Time Period3 Months [change]
DirectionMoves Against 
StrengthVery Weak
Accuracy100.0%
ValuesDaily Returns

Marathon Digital Holdings  vs.  Scully Royalty

 Performance 
       Timeline  
Marathon Digital Holdings 

Risk-Adjusted Performance

0 of 100

 
Weak
 
Strong
Very Weak
Over the last 90 days Marathon Digital Holdings has generated negative risk-adjusted returns adding no value to investors with long positions. Despite uncertain performance in the last few months, the Stock's basic indicators remain somewhat strong which may send shares a bit higher in November 2024. The current disturbance may also be a sign of long term up-swing for the company investors.
Scully Royalty 

Risk-Adjusted Performance

5 of 100

 
Weak
 
Strong
Modest
Compared to the overall equity markets, risk-adjusted returns on investments in Scully Royalty are ranked lower than 5 (%) of all global equities and portfolios over the last 90 days. Despite quite uncertain basic indicators, Scully Royalty may actually be approaching a critical reversion point that can send shares even higher in November 2024.

Marathon Digital and Scully Royalty Volatility Contrast

   Predicted Return Density   
       Returns  

Pair Trading with Marathon Digital and Scully Royalty

The main advantage of trading using opposite Marathon Digital and Scully Royalty positions is that it hedges away some unsystematic risk. Because of two separate transactions, even if Marathon Digital position performs unexpectedly, Scully Royalty can make up some of the losses. Pair trading also minimizes risk from directional movements in the market.

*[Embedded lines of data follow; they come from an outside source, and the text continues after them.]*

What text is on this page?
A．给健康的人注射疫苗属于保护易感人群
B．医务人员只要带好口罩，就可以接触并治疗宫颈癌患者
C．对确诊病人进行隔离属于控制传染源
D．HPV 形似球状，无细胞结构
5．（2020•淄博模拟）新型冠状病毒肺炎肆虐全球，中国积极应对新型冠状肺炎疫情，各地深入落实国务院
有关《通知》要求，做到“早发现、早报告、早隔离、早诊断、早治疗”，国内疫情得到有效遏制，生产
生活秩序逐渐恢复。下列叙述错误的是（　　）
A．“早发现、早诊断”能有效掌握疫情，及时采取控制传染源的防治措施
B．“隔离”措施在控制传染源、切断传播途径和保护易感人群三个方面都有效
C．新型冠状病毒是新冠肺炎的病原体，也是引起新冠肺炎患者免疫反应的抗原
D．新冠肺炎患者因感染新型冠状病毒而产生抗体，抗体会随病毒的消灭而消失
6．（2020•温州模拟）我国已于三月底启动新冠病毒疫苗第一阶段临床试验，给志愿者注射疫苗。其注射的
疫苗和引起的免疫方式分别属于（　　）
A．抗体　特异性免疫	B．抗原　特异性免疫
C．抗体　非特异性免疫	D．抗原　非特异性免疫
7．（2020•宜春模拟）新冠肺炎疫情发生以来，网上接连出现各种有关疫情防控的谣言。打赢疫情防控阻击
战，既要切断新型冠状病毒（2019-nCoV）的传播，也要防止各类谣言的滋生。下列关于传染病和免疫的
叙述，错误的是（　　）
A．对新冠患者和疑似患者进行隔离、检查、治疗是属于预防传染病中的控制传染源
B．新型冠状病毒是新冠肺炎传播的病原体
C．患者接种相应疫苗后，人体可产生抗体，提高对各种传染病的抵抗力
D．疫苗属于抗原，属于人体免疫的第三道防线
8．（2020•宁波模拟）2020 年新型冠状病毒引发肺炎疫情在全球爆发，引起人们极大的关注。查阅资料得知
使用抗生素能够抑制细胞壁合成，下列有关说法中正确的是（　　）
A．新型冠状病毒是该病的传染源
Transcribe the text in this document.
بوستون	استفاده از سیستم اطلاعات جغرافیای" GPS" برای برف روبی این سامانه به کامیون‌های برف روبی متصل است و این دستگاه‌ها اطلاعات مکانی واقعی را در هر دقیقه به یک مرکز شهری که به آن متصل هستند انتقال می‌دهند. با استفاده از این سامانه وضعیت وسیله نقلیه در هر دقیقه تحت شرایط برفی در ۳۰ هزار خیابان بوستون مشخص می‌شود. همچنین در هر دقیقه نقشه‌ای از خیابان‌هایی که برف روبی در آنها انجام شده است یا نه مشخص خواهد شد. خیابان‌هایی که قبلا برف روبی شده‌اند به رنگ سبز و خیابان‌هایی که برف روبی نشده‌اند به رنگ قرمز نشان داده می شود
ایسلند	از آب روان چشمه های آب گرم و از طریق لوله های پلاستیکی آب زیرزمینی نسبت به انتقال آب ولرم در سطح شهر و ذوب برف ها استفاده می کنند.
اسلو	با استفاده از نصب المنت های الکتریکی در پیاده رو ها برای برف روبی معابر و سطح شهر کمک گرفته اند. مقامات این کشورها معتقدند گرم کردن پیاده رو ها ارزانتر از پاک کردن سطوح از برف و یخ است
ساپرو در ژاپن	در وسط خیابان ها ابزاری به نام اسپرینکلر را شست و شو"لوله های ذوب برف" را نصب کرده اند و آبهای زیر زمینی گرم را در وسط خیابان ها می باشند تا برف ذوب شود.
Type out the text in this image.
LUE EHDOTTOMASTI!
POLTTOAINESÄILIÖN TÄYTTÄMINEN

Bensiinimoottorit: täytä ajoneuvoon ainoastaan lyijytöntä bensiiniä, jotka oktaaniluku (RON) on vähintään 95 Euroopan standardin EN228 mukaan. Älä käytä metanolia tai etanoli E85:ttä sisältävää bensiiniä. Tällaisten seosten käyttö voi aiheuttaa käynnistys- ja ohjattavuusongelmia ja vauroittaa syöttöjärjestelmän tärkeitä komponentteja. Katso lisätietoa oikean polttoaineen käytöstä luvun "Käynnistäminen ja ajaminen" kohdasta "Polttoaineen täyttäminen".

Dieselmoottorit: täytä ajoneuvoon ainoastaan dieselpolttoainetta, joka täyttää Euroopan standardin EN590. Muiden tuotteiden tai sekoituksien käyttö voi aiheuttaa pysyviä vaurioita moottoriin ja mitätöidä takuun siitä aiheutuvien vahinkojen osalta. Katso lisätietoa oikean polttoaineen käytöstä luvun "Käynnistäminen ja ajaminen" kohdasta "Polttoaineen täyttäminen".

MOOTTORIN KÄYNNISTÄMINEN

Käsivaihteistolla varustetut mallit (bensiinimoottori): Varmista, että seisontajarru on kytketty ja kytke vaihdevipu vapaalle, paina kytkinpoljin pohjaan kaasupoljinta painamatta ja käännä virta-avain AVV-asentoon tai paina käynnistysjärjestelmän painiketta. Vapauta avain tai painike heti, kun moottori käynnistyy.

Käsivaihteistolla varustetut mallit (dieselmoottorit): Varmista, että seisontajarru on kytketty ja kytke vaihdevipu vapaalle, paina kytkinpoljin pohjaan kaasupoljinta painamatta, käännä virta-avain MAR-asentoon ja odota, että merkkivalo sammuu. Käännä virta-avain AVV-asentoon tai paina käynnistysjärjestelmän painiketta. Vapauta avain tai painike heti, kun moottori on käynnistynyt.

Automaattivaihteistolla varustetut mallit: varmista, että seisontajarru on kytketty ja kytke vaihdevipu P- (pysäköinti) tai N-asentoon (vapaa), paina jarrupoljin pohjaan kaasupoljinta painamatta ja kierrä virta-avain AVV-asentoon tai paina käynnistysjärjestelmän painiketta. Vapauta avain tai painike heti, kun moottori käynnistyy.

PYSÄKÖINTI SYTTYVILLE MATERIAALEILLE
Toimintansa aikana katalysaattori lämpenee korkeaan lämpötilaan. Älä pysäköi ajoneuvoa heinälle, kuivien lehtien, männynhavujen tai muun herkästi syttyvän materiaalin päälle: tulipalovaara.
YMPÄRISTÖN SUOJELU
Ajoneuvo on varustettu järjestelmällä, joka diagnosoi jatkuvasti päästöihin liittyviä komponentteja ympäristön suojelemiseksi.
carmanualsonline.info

For example, if an entire industry or sector drops because of unexpected headlines, the short position in Scully Royalty will offset losses from the drop in Scully Royalty's long position.
The idea behind Marathon Digital Holdings and Scully Royalty pairs trading is to make the combined position market-neutral, meaning the overall market's direction will not affect its win or loss (or potential downside or upside). This can be achieved by designing a pairs trade with two highly correlated stocks or equities that operate in a similar space or sector, making it possible to obtain profits through simple and relatively low-risk investment.
Check out your portfolio center.
Note that this page's information should be used as a complementary analysis to find the right mix of equity instruments to add to your existing portfolios or create a brand new portfolio. You can also try the Theme Ratings module to determine theme ratings based on digital equity recommendations. Macroaxis theme ratings are based on combination of fundamental analysis and risk-adjusted market performance.